Gary Belan understands the importance of working on water issues at all levels—from national and international groups to local watershed advocates. Freshwater Future has benefited from his knowledge and perspective, and are grateful for the years of service he has given to our organization. For six years Gary has been on one or both of the boards of Freshwater Future and Freshwater Future Canada. As Senior Director at American Rivers, Gary has brought valuable insight about the issues facing organizations across the Great Lakes, federal policy, watershed politics, and green infrastructure. We wish Gary luck as he continues to work on rivers and use his passion to support groups and citizens in their fight to protect their waters. Thank you Gary for being an amazing Freshwater Hero!
John Jackson is a passionate leader who has been tirelessly advancing public engagement throughout the Great Lakes—since before “engagement” was a buzzword! Combining an extraordinary depth of knowledge about the Great Lakes with passion and a strategic vision for binational collaboration, John has a remarkable ability to influence Great Lakes policies and issues.
For many years, John’s work was focused through Great Lakes United (GLU)— which he described as an international coalition of over 140 groups with some 100,000 diverse individuals, all working to protect the basin’s health and beauty. Today, John continues to dedicate his time to Great Lakes issues, with a particular focus on the Great Lakes Water Quality Agreement and engaging stakeholders and the public in caring for our shared waters.

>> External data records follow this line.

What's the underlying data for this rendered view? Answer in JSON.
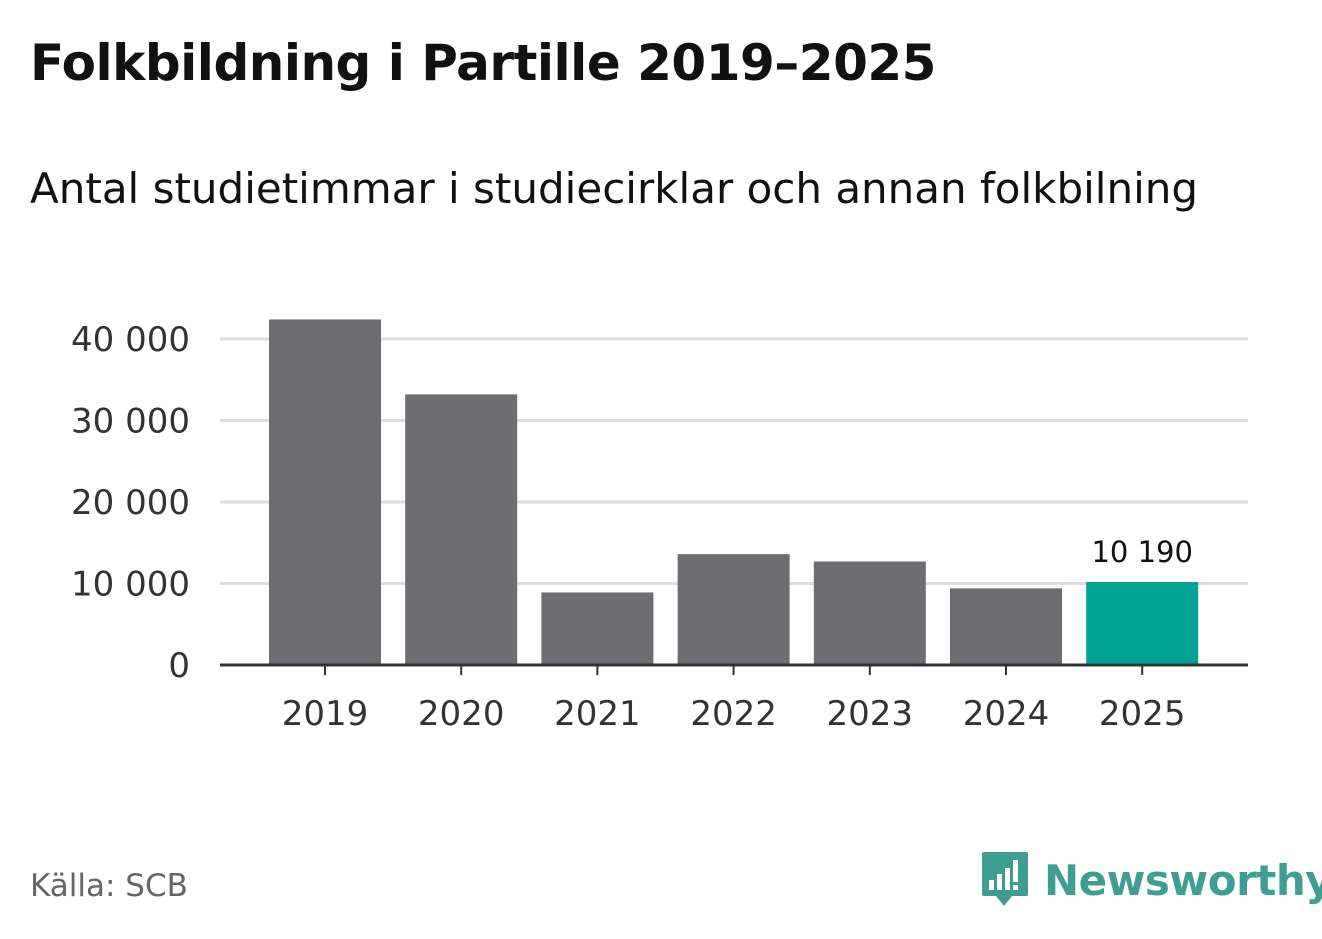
{
  "title": "Folkbildning i Partille 2019–2025",
  "subtitle": "Antal studietimmar i studiecirklar och annan folkbilning",
  "source": "Källa: SCB",
  "brand": {
    "name": "Newsworthy",
    "icon": "bar-chart-speech-bubble-icon",
    "color": "#3f9e93"
  },
  "chart_data": {
    "type": "bar",
    "categories": [
      "2019",
      "2020",
      "2021",
      "2022",
      "2023",
      "2024",
      "2025"
    ],
    "values": [
      42400,
      33200,
      8900,
      13600,
      12700,
      9400,
      10190
    ],
    "ylim": [
      0,
      42500
    ],
    "yticks": [
      0,
      10000,
      20000,
      30000,
      40000
    ],
    "ytick_labels": [
      "0",
      "10 000",
      "20 000",
      "30 000",
      "40 000"
    ],
    "data_labels": [
      {
        "index": 6,
        "text": "10 190"
      }
    ],
    "highlight_index": 6,
    "colors": {
      "bar": "#6e6d72",
      "highlight": "#00a396",
      "grid": "#dddddd",
      "axis": "#333333"
    },
    "grid": true,
    "xlabel": "",
    "ylabel": ""
  }
}
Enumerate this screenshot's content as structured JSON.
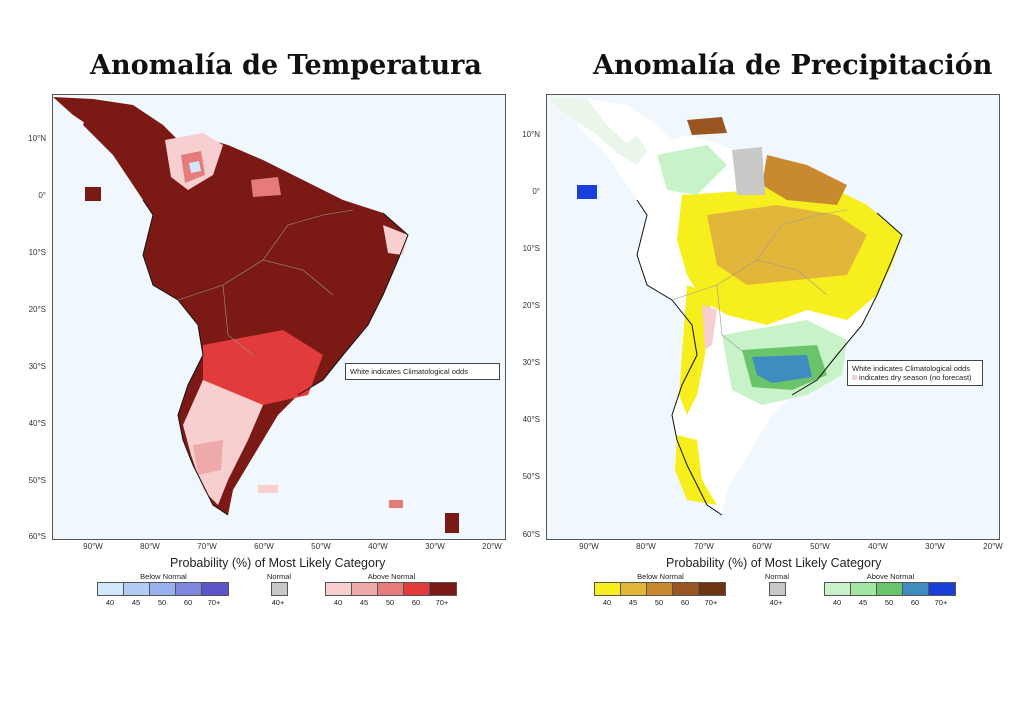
{
  "titles": {
    "temperature": "Anomalía de Temperatura",
    "precipitation": "Anomalía de  Precipitación"
  },
  "axes": {
    "lat_labels": [
      "10°N",
      "0°",
      "10°S",
      "20°S",
      "30°S",
      "40°S",
      "50°S",
      "60°S"
    ],
    "lon_labels": [
      "90°W",
      "80°W",
      "70°W",
      "60°W",
      "50°W",
      "40°W",
      "30°W",
      "20°W"
    ],
    "x_title": "Probability (%) of Most Likely Category"
  },
  "notes": {
    "temperature": "White indicates Climatological odds",
    "precipitation_line1": "White indicates Climatological odds",
    "precipitation_line2": "indicates dry season (no forecast)"
  },
  "legend_temperature": {
    "below_title": "Below Normal",
    "normal_title": "Normal",
    "above_title": "Above Normal",
    "below_labels": [
      "40",
      "45",
      "50",
      "60",
      "70+"
    ],
    "normal_label": "40+",
    "above_labels": [
      "40",
      "45",
      "50",
      "60",
      "70+"
    ],
    "below_colors": [
      "#cfe8fa",
      "#b4ccf4",
      "#9ab0ee",
      "#7f86e0",
      "#5a55c8"
    ],
    "normal_color": "#c8c8c8",
    "above_colors": [
      "#f7cfd0",
      "#eeaaab",
      "#e67b7c",
      "#e23b3b",
      "#7b1a14"
    ]
  },
  "legend_precipitation": {
    "below_title": "Below Normal",
    "normal_title": "Normal",
    "above_title": "Above Normal",
    "below_labels": [
      "40",
      "45",
      "50",
      "60",
      "70+"
    ],
    "normal_label": "40+",
    "above_labels": [
      "40",
      "45",
      "50",
      "60",
      "70+"
    ],
    "below_colors": [
      "#f7ee1e",
      "#e2b63a",
      "#c9892f",
      "#9a5523",
      "#6e3514"
    ],
    "normal_color": "#c8c8c8",
    "above_colors": [
      "#c8f2c8",
      "#a2e6a2",
      "#6ac46a",
      "#3e8cc0",
      "#1a3fd8"
    ]
  },
  "colors": {
    "ocean": "#f1f8fd",
    "land_clim": "#ffffff",
    "temp_main": "#7b1a14",
    "temp_mid": "#e23b3b",
    "temp_light": "#f7cfd0",
    "prec_dry_light": "#f7ee1e",
    "prec_dry_mid": "#e2b63a",
    "prec_dry_dark": "#c9892f",
    "prec_wet_light": "#c8f2c8",
    "prec_wet_mid": "#6ac46a",
    "prec_wet_blue": "#3e8cc0",
    "dry_season_pink": "#f7cfd0"
  }
}
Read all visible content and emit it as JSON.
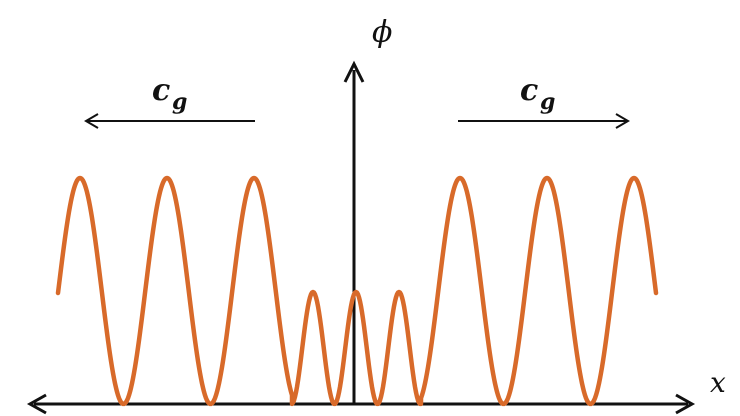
{
  "labels": {
    "phi": "ϕ",
    "x": "x",
    "cg_left_main": "c",
    "cg_left_sub": "g",
    "cg_right_main": "c",
    "cg_right_sub": "g"
  },
  "colors": {
    "wave": "#d86a2a",
    "axis": "#111111"
  },
  "icons": {
    "arrow_left": "arrow-left-icon",
    "arrow_right": "arrow-right-icon",
    "x_axis": "double-arrow-icon",
    "phi_axis": "arrow-up-icon"
  }
}
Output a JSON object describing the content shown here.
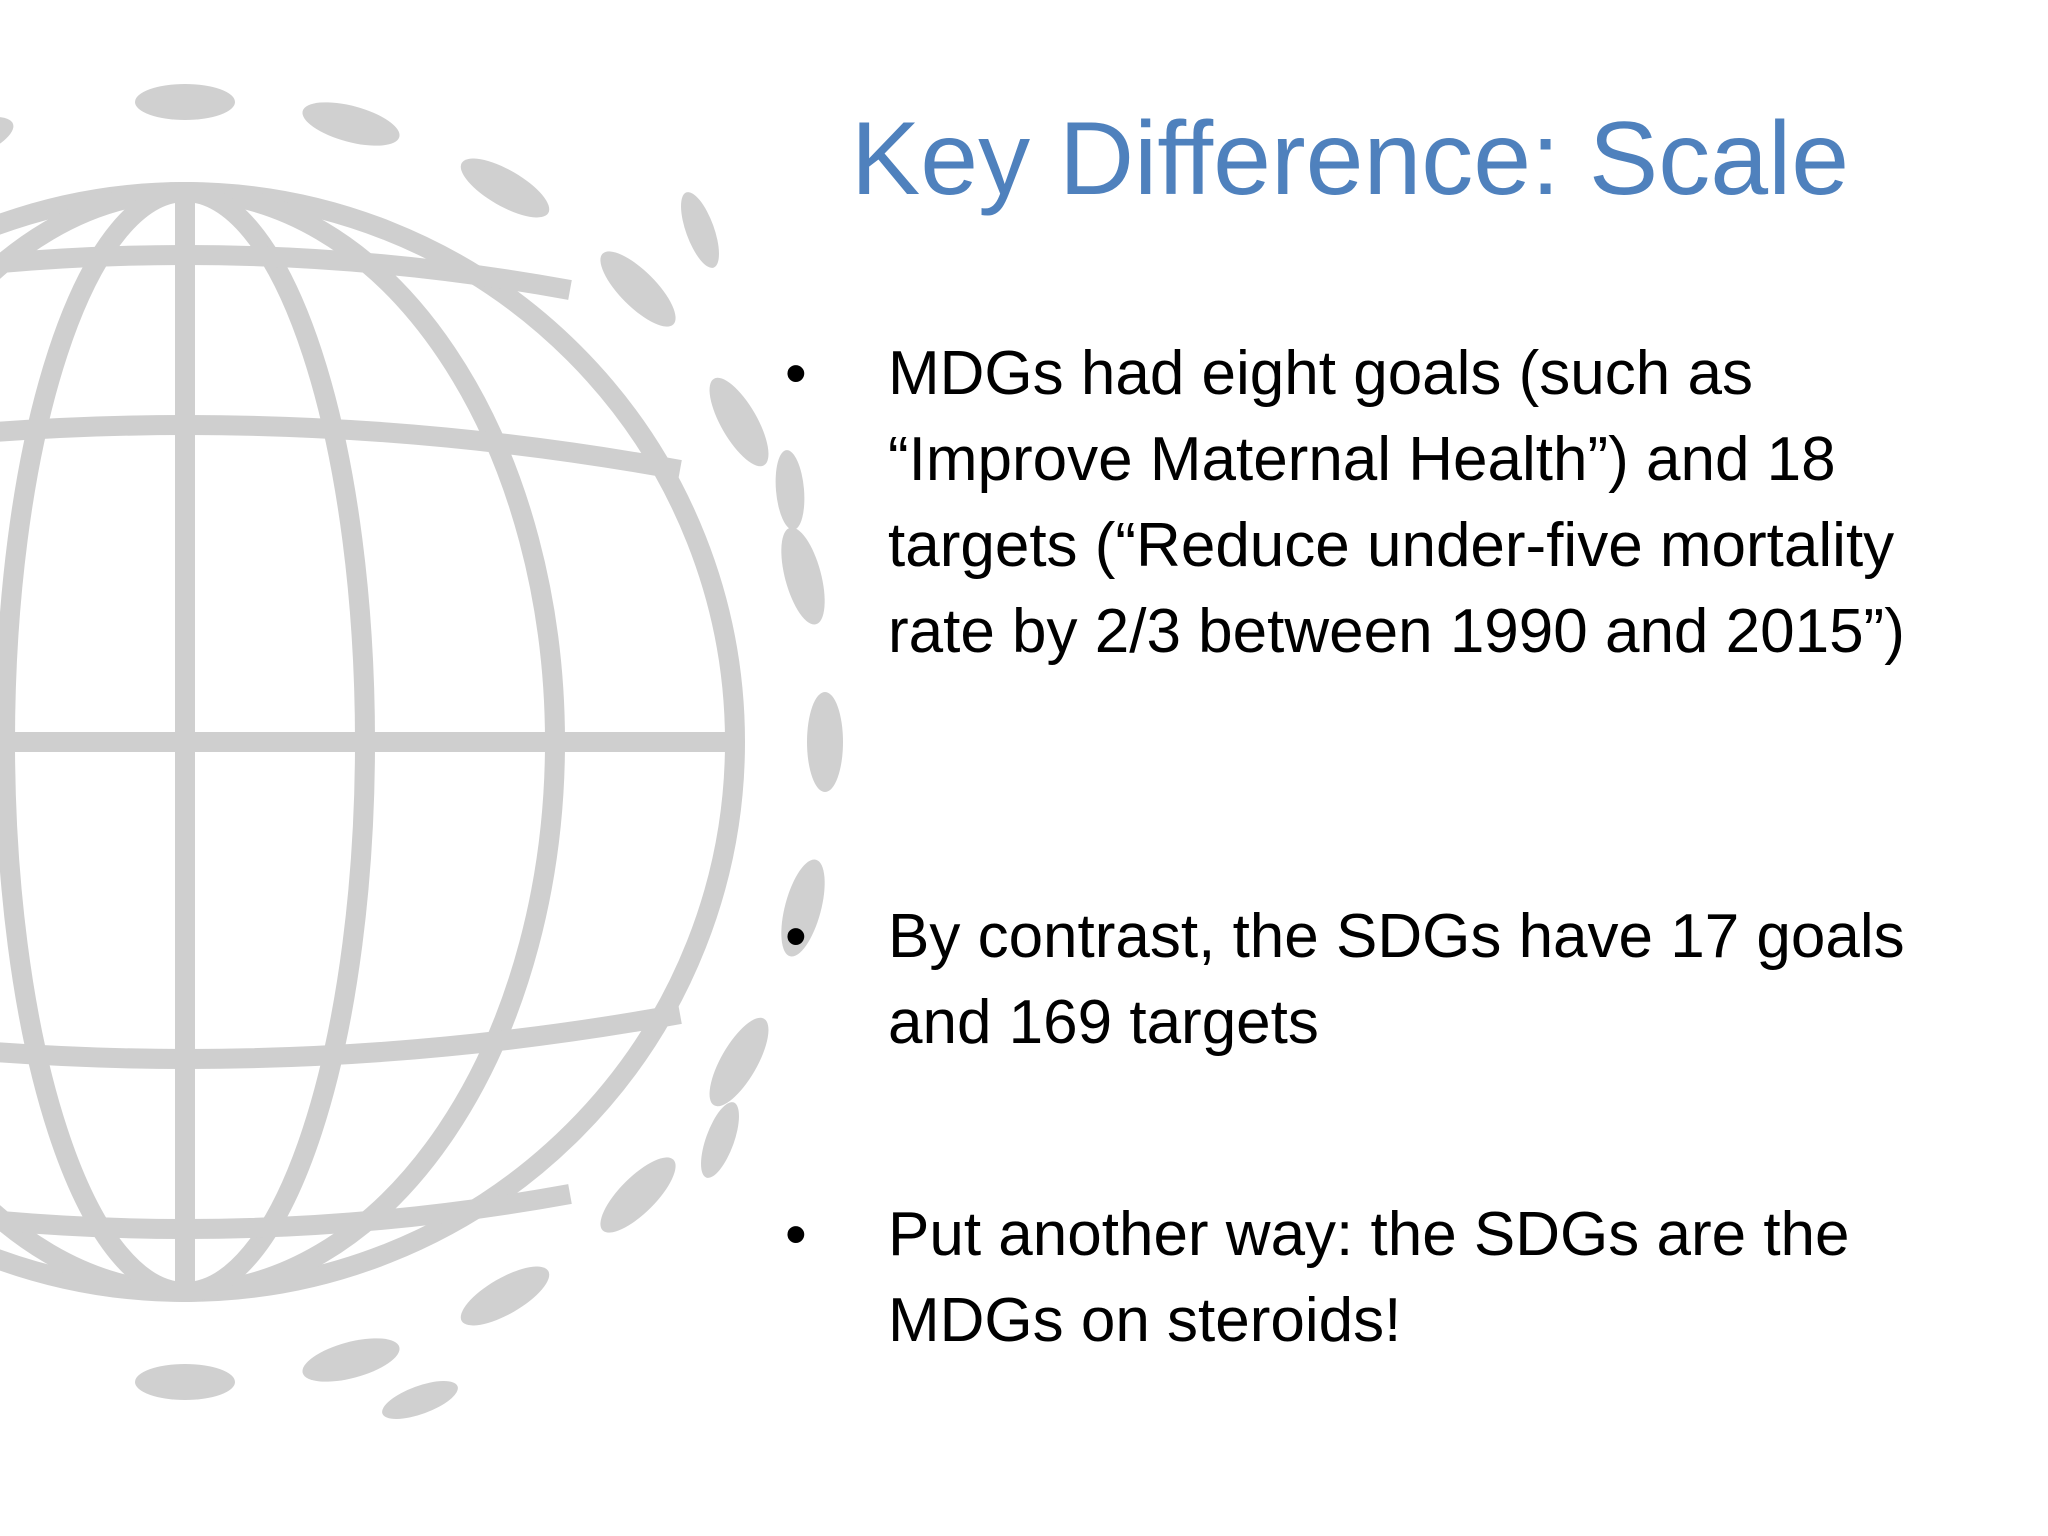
{
  "slide": {
    "title": "Key Difference: Scale",
    "bullets": [
      "MDGs had eight goals (such as “Improve Maternal Health”) and 18 targets (“Reduce under-five mortality rate by 2/3 between 1990 and 2015”)",
      "By contrast, the SDGs have 17 goals and 169 targets",
      "Put another way: the SDGs are the MDGs on steroids!"
    ]
  }
}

We are grateful for John’s unparalleled passion, contributions and dedication, and are pleased to present him with a Freshwater Hero award.
Freshwater Future honours Dan McDermott who sadly passed away in September 2016. He was most recently the Director of the Ontario Chapter of Sierra Club.
Dan dedicated his life and career to protecting the environment. He tirelessly and bravely fought for our air and water. He never feared taking on even the toughest of opponents, including the nuclear and coal industries.
Dan was a mentor to many young activists. He inspired generations through his realistic but optimistic approach. He improved the quality of our lives in many ways, including through his work to stop acid rain and to establish Ontario as the first North American jurisdiction to phase out coal.
And like Freshwater Future, Dan believed in strong Canada-US cooperation. It was his idea to create the Sierra Club Bi-National Great Lakes Committee.
Undoubtedly, Dan will continue to inspire all those who knew him to follow their passion, maintain the course, and fight for clean water and air. He will go down in the history books as a Freshwater Hero.
“The Coastal Centre.” These words replaced the traditional hello when calling Geoff Peach at the Lake Huron Centre for Coastal Conservation, a greeting that was always accompanied by a smile from a man living his passion. Having grown up on the Lake Huron shore, it shouldn’t be a surprise that Geoff grew up to be the voice of the coast itself. After working for all three Conservation Authorities with jurisdiction along the Lake Huron shore, Geoff co-founded the Coastal Centre where he worked as the Coastal Resources Manager and Coastal Science & Stewardship Advisor until 2017
Geoff spent his life sharing his passion for coastal science with those who lived and played along the Lake Huron shore. He taught coastal municipalities about how the shore worked, and showed them how to better manage their beaches and coastal wetlands. He designed new programs to engage residents in coastal stewardship, and teach local students about healthy beaches. But it wasn’t just about what Geoff did for the Lake Huron shore, it was about the natural talent and energy he brought to the work. He made caring for the coast contagious.